Not every story is going to be for you, unless you are a multi-generational dairy farmer with sheep, goats, hogs, bison, horses, elk and chickens who backgrounds her bull calves, raises purebred beef cattle, farmgates the meat and grows grain and oilseeds for exports, cleans seed and feeds the screenings and has a trucking company, a greenhouse and a food processing side.
But then again, every story might interest you. Agriculture shares a lot more than most people might think. If you exclusively grow grain and oilseeds, does any of it go to feed use? I guarantee you it does. There are a million hungry dairy cows in this nation, which is one-quarter the number of beef cows.
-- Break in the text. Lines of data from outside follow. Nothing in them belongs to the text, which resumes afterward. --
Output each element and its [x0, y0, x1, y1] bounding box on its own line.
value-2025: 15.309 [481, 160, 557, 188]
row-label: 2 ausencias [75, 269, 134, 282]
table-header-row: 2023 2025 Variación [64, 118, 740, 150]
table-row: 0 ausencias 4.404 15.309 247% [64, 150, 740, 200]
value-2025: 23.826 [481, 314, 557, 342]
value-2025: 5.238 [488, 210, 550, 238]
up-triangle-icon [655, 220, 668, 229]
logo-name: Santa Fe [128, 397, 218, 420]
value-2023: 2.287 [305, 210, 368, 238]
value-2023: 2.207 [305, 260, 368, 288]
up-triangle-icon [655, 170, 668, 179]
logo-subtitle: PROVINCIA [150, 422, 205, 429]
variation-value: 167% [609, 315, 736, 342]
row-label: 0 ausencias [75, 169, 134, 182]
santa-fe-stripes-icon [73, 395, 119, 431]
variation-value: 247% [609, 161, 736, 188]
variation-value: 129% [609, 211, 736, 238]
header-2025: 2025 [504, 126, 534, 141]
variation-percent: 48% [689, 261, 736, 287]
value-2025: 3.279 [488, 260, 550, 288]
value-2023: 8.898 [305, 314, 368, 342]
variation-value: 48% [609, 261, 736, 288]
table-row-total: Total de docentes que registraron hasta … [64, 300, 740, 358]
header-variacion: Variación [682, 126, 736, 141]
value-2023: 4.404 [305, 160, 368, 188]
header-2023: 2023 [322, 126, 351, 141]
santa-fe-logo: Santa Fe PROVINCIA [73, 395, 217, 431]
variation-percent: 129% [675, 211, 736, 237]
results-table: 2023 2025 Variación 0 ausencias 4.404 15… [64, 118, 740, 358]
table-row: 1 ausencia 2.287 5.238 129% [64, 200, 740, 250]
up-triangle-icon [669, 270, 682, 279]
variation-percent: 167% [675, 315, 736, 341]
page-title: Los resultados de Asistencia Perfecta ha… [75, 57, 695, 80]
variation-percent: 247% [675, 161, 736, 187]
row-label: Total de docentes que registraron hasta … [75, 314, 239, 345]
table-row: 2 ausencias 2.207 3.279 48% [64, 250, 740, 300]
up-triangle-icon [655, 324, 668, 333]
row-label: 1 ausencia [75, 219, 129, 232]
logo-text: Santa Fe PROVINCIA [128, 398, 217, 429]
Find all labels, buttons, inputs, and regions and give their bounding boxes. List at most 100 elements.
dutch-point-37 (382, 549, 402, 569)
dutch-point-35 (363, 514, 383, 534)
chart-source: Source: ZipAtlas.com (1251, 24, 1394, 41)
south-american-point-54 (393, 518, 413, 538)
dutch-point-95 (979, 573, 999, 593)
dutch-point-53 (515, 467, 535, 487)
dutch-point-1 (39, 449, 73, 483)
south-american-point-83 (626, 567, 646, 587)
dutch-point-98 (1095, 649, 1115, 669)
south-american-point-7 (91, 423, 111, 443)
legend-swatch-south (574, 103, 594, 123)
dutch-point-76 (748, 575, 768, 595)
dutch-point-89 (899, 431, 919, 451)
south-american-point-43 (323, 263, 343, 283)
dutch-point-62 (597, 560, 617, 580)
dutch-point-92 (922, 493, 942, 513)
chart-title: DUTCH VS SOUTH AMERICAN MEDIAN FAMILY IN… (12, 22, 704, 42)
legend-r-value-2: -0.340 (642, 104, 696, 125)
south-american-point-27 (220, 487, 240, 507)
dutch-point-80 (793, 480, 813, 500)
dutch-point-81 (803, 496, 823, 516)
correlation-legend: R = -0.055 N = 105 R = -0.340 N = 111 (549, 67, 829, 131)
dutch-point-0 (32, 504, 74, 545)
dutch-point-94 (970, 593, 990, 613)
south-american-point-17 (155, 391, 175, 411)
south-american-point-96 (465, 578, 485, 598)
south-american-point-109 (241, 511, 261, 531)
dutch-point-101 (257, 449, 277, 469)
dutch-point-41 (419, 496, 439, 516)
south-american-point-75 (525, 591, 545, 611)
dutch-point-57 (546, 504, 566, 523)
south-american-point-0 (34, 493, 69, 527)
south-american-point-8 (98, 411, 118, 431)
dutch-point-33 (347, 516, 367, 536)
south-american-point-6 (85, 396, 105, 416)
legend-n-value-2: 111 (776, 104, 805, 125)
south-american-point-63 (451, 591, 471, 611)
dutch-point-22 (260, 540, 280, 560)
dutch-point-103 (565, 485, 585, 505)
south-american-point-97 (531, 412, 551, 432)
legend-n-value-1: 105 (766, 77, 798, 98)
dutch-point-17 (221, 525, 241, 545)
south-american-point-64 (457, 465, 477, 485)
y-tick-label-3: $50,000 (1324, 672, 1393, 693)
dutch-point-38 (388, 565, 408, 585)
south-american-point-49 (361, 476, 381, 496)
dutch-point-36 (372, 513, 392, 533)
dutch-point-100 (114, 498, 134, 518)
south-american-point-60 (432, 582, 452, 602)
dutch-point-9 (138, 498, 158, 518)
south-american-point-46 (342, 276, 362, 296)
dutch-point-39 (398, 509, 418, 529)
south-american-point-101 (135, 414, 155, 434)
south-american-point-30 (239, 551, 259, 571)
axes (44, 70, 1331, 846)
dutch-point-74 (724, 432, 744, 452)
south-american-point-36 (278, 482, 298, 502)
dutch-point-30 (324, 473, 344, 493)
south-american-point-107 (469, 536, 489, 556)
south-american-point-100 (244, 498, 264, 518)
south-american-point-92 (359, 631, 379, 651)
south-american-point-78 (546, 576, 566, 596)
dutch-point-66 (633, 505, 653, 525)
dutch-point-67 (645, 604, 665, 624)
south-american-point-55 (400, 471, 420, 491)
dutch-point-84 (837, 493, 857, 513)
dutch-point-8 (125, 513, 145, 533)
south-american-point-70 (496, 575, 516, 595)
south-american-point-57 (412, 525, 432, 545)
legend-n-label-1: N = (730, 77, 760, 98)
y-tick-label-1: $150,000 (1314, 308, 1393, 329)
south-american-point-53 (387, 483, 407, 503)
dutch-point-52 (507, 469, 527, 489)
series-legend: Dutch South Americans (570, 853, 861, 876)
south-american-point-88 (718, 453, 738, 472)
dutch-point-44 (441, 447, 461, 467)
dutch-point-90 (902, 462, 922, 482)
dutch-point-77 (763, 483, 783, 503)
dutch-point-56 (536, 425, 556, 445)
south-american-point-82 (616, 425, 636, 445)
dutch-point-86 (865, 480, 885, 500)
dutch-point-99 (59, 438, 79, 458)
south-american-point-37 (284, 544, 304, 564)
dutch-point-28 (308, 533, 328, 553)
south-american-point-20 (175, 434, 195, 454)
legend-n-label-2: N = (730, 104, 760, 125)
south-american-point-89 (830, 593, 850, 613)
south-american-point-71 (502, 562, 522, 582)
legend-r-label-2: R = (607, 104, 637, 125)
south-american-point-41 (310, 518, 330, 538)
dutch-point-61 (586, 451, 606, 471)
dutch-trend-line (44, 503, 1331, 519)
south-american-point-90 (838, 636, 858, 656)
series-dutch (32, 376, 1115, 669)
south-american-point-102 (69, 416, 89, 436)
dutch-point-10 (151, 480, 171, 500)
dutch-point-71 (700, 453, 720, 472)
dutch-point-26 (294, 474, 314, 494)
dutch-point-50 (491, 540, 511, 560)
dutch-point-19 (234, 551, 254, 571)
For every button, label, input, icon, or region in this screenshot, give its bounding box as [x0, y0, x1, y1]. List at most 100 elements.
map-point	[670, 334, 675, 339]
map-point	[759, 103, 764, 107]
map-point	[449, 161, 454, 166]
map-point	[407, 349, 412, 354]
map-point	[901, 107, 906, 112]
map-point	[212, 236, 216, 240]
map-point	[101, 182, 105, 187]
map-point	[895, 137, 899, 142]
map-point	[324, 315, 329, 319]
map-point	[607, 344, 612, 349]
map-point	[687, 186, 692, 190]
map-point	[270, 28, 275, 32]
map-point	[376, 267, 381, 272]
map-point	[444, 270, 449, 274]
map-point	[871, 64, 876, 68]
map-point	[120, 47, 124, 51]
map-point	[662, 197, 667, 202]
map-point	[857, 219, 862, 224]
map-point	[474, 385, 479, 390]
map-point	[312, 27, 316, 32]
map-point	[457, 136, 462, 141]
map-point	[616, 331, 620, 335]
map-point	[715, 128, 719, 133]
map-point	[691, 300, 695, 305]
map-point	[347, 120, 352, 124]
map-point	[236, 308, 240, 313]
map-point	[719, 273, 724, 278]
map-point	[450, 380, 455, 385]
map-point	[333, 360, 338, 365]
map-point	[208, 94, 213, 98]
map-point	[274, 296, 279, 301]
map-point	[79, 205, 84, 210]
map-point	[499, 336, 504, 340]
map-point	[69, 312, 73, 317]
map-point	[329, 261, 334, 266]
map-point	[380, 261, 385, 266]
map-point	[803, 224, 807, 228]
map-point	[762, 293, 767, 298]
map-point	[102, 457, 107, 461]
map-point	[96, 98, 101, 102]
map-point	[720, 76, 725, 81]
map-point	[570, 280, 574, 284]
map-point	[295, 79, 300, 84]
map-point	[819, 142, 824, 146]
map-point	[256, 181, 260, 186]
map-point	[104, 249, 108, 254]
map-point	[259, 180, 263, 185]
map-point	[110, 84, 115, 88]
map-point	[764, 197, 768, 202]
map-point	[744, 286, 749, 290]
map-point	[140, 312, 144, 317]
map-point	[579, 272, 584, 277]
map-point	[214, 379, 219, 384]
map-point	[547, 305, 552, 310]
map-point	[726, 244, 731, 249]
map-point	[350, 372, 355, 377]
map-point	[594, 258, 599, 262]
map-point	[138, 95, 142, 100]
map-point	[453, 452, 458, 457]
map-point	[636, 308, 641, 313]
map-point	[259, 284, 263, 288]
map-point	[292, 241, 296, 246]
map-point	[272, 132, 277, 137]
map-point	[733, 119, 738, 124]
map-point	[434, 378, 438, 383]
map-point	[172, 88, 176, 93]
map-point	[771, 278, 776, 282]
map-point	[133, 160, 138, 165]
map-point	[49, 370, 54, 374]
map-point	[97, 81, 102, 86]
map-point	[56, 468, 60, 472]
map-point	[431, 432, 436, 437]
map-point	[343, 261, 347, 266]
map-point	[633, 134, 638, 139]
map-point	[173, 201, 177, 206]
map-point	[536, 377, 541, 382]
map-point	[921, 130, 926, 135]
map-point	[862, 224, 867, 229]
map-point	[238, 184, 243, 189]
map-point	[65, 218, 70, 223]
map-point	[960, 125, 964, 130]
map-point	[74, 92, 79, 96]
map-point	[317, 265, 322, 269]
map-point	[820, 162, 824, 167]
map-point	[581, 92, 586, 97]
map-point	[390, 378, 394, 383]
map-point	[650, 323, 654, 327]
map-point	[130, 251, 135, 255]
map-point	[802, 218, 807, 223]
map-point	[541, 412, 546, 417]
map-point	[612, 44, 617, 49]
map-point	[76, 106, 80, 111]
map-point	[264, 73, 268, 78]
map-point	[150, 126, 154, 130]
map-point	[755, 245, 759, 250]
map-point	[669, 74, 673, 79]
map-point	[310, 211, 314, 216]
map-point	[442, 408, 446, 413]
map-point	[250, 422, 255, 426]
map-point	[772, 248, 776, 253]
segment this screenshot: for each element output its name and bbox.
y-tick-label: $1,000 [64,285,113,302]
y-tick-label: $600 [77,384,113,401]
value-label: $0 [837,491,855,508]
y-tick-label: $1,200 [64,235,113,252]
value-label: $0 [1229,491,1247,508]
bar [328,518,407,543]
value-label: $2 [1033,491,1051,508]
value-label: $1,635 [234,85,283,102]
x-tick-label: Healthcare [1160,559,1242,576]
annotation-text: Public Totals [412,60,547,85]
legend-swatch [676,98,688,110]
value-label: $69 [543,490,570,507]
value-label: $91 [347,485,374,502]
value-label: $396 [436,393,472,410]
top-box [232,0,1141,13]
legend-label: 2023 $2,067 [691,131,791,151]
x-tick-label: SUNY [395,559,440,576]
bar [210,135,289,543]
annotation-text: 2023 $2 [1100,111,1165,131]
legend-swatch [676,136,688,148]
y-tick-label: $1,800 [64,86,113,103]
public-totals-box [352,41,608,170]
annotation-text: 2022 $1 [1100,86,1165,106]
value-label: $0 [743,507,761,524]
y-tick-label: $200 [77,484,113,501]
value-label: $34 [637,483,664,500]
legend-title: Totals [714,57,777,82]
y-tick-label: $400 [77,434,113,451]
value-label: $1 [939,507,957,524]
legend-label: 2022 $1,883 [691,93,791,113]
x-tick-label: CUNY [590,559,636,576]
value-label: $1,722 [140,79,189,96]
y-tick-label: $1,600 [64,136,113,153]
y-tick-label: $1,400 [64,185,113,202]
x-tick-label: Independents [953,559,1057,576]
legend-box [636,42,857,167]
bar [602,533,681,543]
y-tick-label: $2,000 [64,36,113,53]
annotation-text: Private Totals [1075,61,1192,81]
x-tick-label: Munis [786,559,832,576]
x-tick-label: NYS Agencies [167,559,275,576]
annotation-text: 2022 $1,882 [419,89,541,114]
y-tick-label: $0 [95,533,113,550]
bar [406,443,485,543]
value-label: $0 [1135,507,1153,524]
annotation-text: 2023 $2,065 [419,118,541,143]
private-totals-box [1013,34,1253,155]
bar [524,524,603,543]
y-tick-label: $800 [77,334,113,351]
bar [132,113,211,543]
In total, that’s about 12 million commercial bovines.
Hogs number 14 million, while there are 700 million chickens, 25 million turkeys and 815 million sheep.
That means the crush from your canola and soybeans, the screenings from your grain and all that off-grade material from the two million or so acres that didn’t make it into the bin last fall are disappearing into that market. If they didn’t exist, you would have to convince the Americans to take it. We are linked together in trade.
Think about that if you are a grain grower and believe the dairy and feather folks shouldn’t have the market advantages that supply management enjoy or that country-of-origin labelling doesn’t apply to you because you grow durum.
If you are in livestock and think fumigation of pulse crops and restrictions of canola sales to China are only going to lower feed costs, imagine the effect of all those poor grain producers looking to diversify their operations.
It’s in our best interest for Canadian agriculture to stand together, whether in trade or with consumers.